This has made the rounds here, and the consensus was…divided. I personally think if you take the guards off, it's on your head (or fingers). Even with guards, the table saw is a dangerous beast, along with every other power tool. Ya gotta treat 'em with respect.


----------



## Knothead62 (Apr 17, 2010)

You can't unstupid anything!


----------



## Magnum (Feb 5, 2010)

Both you guys are right! Only One Solution!



These are the same kind of people that Read Signs and then go ahead and do exactly what the Sign says NOT to do.


----------



## Gregn (Mar 26, 2010)

Woodman, From what I have read this guy took all the guards and fence off of the saw. Personally I think the jury was deaf when that part was mentioned and they showed they had less common sense than this guy had. 
As Ron White says *YOU CAN'T FIX STUPID!*


----------



## CryptKeeper (Apr 28, 2010)

Hey, they could have given him more. Years ago I worked as a meat cutter and a co-worker of mine won $26 million from Hobart for cutting his forearm on one of their slant saws. The blade tilts at about ~15 - 20 degrees and pulls the meat down and into the blade.

They argued that it was design flaw of the saw that pulled his arm into the blade (forget that he was 3 sheets in the wind and cutting a frozen leg of lamb, reaching across the blade without any guards).

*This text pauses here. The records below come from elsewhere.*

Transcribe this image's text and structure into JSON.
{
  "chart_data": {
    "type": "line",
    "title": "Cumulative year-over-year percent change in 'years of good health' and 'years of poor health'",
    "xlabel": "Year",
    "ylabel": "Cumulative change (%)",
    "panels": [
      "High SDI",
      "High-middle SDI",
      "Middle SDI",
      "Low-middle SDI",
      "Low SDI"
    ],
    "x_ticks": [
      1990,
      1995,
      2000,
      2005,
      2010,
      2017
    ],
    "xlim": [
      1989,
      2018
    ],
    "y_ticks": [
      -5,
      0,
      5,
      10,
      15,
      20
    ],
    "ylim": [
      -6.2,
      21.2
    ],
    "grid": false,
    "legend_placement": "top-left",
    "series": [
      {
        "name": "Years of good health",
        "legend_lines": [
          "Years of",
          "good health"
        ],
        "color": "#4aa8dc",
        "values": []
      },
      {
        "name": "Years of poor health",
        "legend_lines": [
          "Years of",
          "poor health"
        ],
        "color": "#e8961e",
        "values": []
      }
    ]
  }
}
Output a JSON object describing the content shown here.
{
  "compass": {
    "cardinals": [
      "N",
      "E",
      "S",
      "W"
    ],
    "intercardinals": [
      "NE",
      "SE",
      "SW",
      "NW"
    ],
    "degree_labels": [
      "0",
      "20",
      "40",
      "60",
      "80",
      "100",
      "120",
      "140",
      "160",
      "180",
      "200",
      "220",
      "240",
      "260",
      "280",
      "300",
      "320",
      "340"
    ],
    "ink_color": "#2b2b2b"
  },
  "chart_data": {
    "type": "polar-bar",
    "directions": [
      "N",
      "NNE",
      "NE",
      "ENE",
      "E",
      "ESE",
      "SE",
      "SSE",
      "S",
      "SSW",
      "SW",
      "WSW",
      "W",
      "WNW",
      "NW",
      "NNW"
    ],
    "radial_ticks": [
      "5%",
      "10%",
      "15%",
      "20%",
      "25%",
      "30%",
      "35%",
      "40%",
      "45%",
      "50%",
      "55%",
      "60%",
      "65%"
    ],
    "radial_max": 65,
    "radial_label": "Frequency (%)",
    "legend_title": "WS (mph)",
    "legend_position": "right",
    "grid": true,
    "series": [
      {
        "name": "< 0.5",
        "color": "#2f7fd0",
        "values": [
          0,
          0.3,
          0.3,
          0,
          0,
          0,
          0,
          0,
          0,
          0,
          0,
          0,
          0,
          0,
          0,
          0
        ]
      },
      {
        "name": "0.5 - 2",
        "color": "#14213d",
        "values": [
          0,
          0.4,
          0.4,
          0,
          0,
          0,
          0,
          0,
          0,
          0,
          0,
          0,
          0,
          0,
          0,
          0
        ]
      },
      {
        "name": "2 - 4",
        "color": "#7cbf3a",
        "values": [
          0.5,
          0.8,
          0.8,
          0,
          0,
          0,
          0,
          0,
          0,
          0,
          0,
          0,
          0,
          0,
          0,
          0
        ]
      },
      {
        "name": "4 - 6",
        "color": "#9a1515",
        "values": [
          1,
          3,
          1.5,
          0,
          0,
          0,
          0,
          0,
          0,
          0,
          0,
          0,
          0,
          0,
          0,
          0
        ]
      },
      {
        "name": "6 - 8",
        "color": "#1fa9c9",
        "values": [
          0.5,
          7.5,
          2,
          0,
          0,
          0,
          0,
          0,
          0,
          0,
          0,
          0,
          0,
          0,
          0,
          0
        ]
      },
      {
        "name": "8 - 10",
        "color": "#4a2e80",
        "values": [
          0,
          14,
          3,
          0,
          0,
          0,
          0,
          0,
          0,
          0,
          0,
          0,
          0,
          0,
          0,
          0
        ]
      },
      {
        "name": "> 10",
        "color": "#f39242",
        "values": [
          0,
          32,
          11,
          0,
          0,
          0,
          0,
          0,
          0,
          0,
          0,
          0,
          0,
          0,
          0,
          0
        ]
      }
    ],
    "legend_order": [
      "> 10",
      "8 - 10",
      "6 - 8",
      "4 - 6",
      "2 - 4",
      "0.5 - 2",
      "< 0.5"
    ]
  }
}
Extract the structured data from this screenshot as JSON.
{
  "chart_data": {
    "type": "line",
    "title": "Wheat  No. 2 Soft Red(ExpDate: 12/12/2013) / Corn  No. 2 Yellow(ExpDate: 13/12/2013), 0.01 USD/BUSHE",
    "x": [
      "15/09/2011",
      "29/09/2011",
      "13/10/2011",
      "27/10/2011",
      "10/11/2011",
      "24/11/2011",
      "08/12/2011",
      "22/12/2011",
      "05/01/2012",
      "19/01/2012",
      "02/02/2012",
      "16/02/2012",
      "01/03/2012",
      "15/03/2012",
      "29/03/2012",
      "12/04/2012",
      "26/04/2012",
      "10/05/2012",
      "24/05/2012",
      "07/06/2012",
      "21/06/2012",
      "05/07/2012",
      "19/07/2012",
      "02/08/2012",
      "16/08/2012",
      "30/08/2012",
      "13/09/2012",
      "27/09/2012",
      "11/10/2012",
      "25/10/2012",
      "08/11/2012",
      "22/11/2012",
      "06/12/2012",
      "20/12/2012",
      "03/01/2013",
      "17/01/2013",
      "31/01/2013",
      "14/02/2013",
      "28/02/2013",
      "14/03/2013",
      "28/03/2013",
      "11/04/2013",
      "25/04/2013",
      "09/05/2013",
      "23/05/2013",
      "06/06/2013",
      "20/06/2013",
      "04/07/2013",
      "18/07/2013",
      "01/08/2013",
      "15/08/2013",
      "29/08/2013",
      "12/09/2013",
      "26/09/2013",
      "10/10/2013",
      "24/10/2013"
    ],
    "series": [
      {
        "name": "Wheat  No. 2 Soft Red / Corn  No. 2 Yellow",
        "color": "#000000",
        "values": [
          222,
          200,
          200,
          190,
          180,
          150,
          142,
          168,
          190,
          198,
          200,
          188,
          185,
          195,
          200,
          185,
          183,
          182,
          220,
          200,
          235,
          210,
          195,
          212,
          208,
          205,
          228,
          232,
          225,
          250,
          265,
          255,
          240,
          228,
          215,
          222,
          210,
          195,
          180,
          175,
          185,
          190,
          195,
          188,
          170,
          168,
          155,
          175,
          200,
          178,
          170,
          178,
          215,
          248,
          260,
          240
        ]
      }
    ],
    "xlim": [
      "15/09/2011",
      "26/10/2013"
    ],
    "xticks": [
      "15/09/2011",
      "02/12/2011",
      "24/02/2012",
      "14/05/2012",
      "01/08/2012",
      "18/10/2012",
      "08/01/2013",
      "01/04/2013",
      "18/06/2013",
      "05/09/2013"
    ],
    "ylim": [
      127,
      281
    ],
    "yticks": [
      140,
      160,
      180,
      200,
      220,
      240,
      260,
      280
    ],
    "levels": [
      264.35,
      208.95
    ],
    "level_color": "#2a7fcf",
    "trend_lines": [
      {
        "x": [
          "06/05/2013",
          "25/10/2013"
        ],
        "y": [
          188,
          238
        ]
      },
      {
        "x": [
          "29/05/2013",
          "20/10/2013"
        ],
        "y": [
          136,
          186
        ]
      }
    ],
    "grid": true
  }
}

Basically, the blade hit the frozen bone and rolled counter-clockwise taking his arm with into blade. He didn't lose his arm but it cut him to the bone through all of the muscles on top of the forearm. After he won the settlement Hobart agreed not to appeal if he would take $12 million - he took the deal.

I don't know all the details on this one but I think their argument was the saw should have had the SawStop technology regardless to the fact the saw he was using cost ~$75.


----------